By Solomon Garcia Cordoba
I love going out in the morning to walk along the boardwalk and in some afternoons to watch the sunsets and contemplate the blushes of the sun as it goes down in the jungle that can be seen in the mountains of the Serranía del Baudó.
On one of those visits to the boardwalk I observed a number of sacks full of borojó, some of them burst due to the pressure of the fruits that, due to the high temperature caused by the sun’s rays, explode, giving an unpleasant appearance.
This borojó comes from Bojayá to be later transported to Medellín, Cartagena, Barranquilla where in the market places they sell it bagged in tights, after having kneaded them with dirt and with a horrible flavor that they mask with cinnamon and nutmeg.
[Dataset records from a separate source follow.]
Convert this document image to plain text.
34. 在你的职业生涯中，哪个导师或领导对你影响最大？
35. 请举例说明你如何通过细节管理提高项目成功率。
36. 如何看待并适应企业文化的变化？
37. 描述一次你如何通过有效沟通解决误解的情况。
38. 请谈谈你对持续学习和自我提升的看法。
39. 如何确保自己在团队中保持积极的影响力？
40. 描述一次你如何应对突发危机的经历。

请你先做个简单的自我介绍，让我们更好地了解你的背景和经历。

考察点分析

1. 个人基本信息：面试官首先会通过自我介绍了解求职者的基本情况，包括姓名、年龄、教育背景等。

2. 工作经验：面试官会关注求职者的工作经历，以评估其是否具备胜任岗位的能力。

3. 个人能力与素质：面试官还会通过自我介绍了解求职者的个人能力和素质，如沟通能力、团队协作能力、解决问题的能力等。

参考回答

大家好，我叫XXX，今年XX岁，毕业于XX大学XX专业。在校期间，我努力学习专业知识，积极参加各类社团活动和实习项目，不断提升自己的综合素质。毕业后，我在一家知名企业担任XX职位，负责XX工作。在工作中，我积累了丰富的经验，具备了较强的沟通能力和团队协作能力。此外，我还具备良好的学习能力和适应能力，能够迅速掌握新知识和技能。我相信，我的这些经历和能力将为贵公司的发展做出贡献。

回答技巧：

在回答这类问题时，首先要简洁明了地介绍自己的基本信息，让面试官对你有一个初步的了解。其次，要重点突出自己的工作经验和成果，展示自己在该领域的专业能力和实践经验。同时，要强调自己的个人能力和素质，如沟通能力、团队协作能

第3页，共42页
Many of these fruits acquire a black color since they have been harvested green and are ripened by wrapping them in newspaper.
In the 1990s, when I worked at the Corporation for the Sustainable Development of Chocó, Codechocó, as Deputy Director of Control and Environmental Quality, the transport of borojó was prohibited in the state already described and the packages were confiscated, since that way of marketing the fruit was detrimental to this product that entered the markets of the interior of Colombia.
Today we do not know if these controls are not considered among the functions of Codechocó or if there are other mechanisms that allow its export in this way.
Annex a photograph of the packages located precisely in front of the headquarters of the Corporation.